Planting Trees? Dig Big!

by Michael Kuhns, Extension Forestry Specialist, for TreeUtah newsletter

Think that new tree needs a really deep hole to do well? Think again! Good tree planting requires the use of wide and shallow planting holes to promote root growth.

In the past a typical planting hole was vertical-sided, slightly wider than the root ball, and often deeper than the root ball is tall. The root ball then was set on packed backfill rather than undisturbed soil.

Modern methods require that you dig a much wider hole - two to five times as wide as the root ball and even wider on sites with very poor, compacted soil. The hole sides should be slanted and the hole should be no deeper than the root ball is tall, so it can be placed directly on undisturbed soil. Tree roots typically grow more sideways than vertical and most roots stay fairly shallow, so a wide shallow hole fits the form of the root system. Also, the wide shallow area of worked-up backfill is less compacted and has more pore space than the undisturbed soil, so roots grow into it quickly.

Placing the root ball on undisturbed soil rather than packed backfill helps ensure that the tree is not planted too shallow. Heavy trees planted on packed backfill sink and end up planted too deep. Roots then do not get enough oxygen and will suffocate. A good rule of thumb is that a tree's root system should be planted at about the same depth as it grew in the nursery.

Holes can be dug even shallower on compacted or waterlogged sites as long as the backfill soil is mounded up to the root collar, the point on the trunk even with the nursery soil level. With any hole I also recommend roughening the hole sides with the tip of the spade if they become glazed during digging - roots have a hard time penetrating such a surface.

Two people digging a hole

Wide holes have a hidden benefit. The extra room around the root ball makes it much easier to remove wire baskets, burlap, and other root-ball packing materials once the tree is in the hole. Removal of such materials at planting time is important for the same reason I prefer wide holes - both ensure quick root growth out of the root ball and aid in tree establishment.
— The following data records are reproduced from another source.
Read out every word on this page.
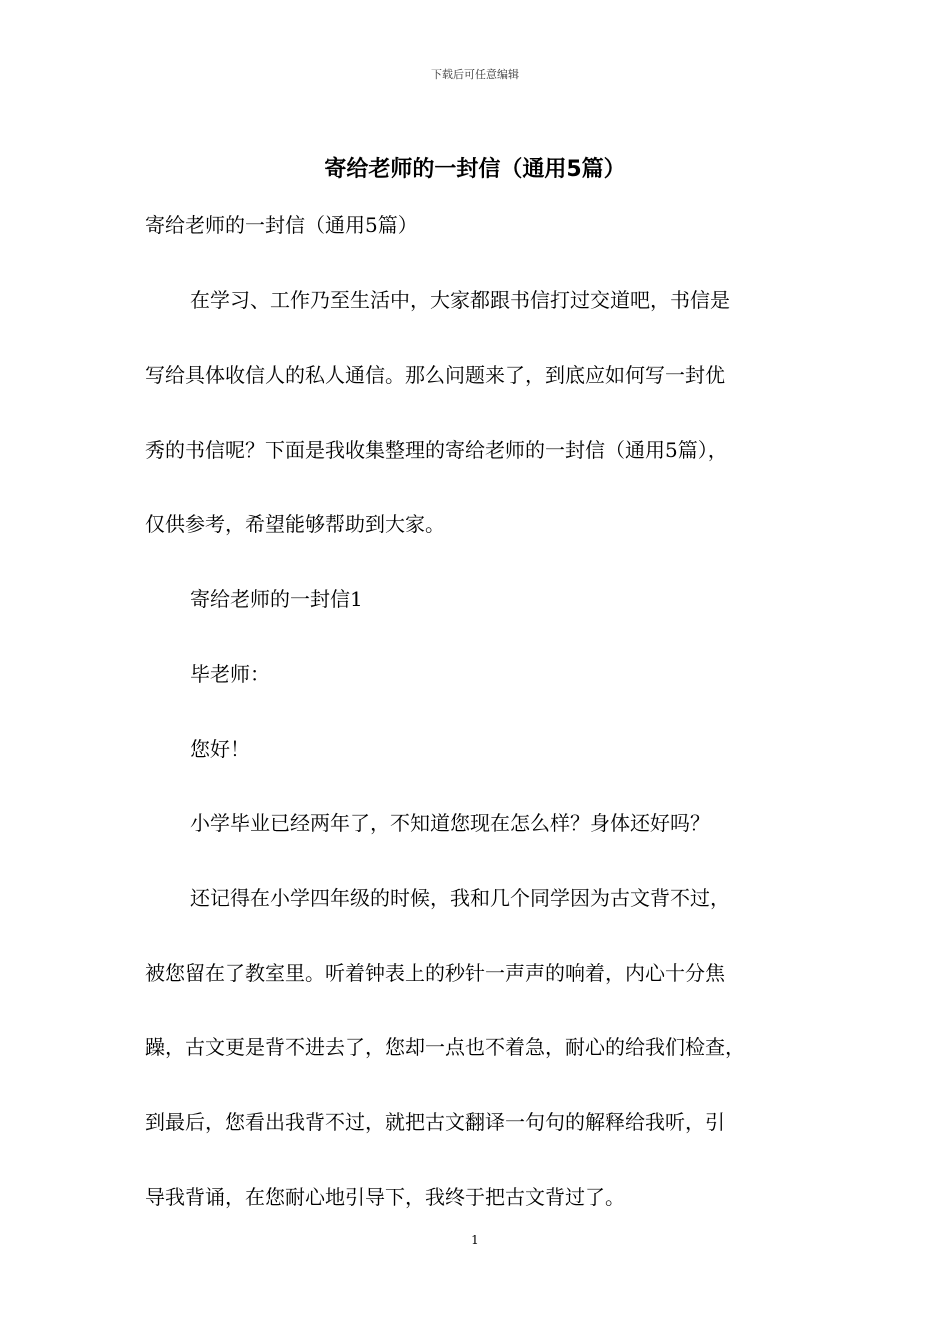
下载后可任意编辑
寄给老师的一封信（通用5篇）
寄给老师的一封信（通用5篇）
在学习、工作乃至生活中，大家都跟书信打过交道吧，书信是
写给具体收信人的私人通信。那么问题来了，到底应如何写一封优
秀的书信呢？下面是我收集整理的寄给老师的一封信（通用5篇），
仅供参考，希望能够帮助到大家。
寄给老师的一封信1
毕老师：
您好！
小学毕业已经两年了，不知道您现在怎么样？身体还好吗？
还记得在小学四年级的时候，我和几个同学因为古文背不过，
被您留在了教室里。听着钟表上的秒针一声声的响着，内心十分焦
躁，古文更是背不进去了，您却一点也不着急，耐心的给我们检查，
到最后，您看出我背不过，就把古文翻译一句句的解释给我听，引
导我背诵，在您耐心地引导下，我终于把古文背过了。
1
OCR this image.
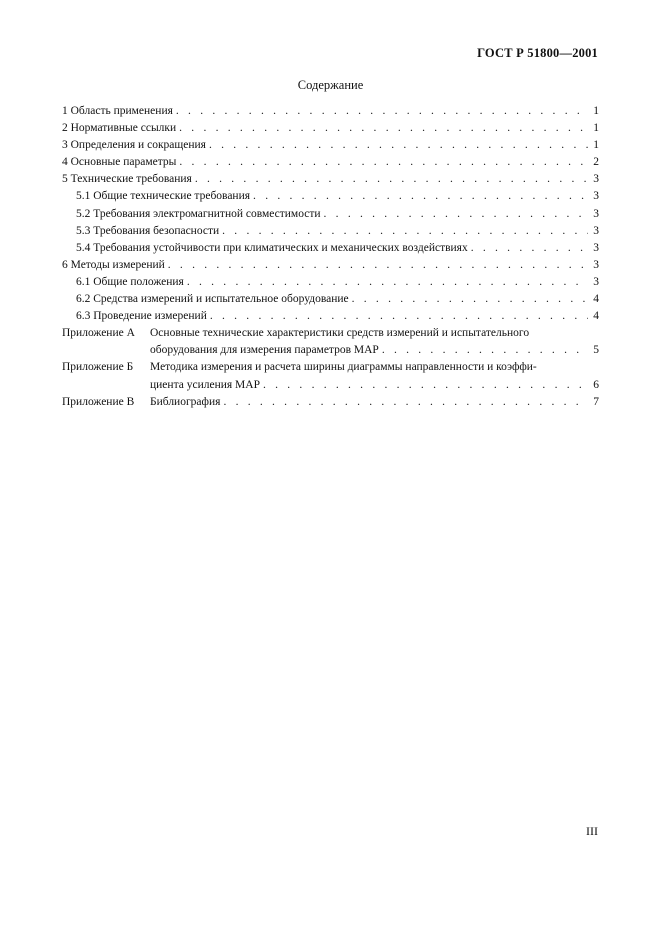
ГОСТ Р 51800—2001
Содержание
1 Область применения . . .	1
2 Нормативные ссылки . . .	1
3 Определения и сокращения . . .	1
4 Основные параметры . . .	2
5 Технические требования . . .	3
5.1 Общие технические требования . . .	3
5.2 Требования электромагнитной совместимости . . .	3
5.3 Требования безопасности . . .	3
5.4 Требования устойчивости при климатических и механических воздействиях . . .	3
6 Методы измерений . . .	3
6.1 Общие положения . . .	3
6.2 Средства измерений и испытательное оборудование . . .	4
6.3 Проведение измерений . . .	4
Приложение А	Основные технические характеристики средств измерений и испытательного
оборудования для измерения параметров МАР . . .	5
Приложение Б	Методика измерения и расчета ширины диаграммы направленности и коэффи-
циента усиления МАР . . .	6
Приложение В	Библиография . . .	7
III
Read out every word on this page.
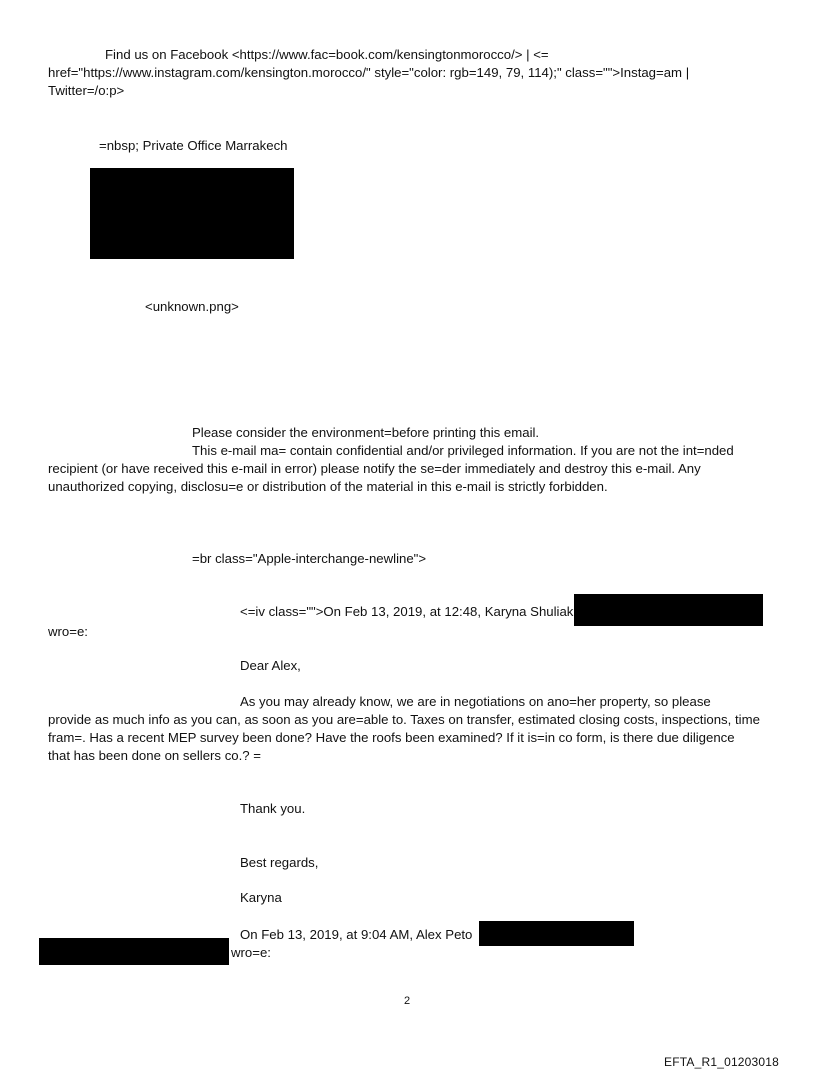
Find us on Facebook <https://www.fac=book.com/kensingtonmorocco/> | <=
href="https://www.instagram.com/kensington.morocco/" style="color: rgb=149, 79, 114);" class="">Instag=am |
Twitter=/o:p>
=nbsp; Private Office Marrakech
<unknown.png>
Please consider the environment=before printing this email.
This e-mail ma= contain confidential and/or privileged information. If you are not the int=nded
recipient (or have received this e-mail in error) please notify the se=der immediately and destroy this e-mail. Any
unauthorized copying, disclosu=e or distribution of the material in this e-mail is strictly forbidden.
=br class="Apple-interchange-newline">
<=iv class="">On Feb 13, 2019, at 12:48, Karyna Shuliak
wro=e:
Dear Alex,
As you may already know, we are in negotiations on ano=her property, so please
provide as much info as you can, as soon as you are=able to. Taxes on transfer, estimated closing costs, inspections, time
fram=. Has a recent MEP survey been done? Have the roofs been examined? If it is=in co form, is there due diligence
that has been done on sellers co.? =
Thank you.
Best regards,
Karyna
On Feb 13, 2019, at 9:04 AM, Alex Peto
wro=e:
2
EFTA_R1_01203018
Here are several other planting tips:

  • Do not fertilize or use other growth enhancers at planting time in most soils. Fertilizers have not been shown to increase root growth and high nitrogen may actually decrease root growth. Wait several years to fertilize until the tree's growth rate has recovered to pre-transplanting levels.
  • Know the tree you are planting. Learn its requirements and preferences. If the site conditions are not right for your tree, change the site or plant a different tree.
  • Mulch your tree with a 4 inch layer of coarse wood chips or bark spread out for at least several feet all around the tree. Wider mulch beds are better and keep deep mulch away from the base of the tree's trunk.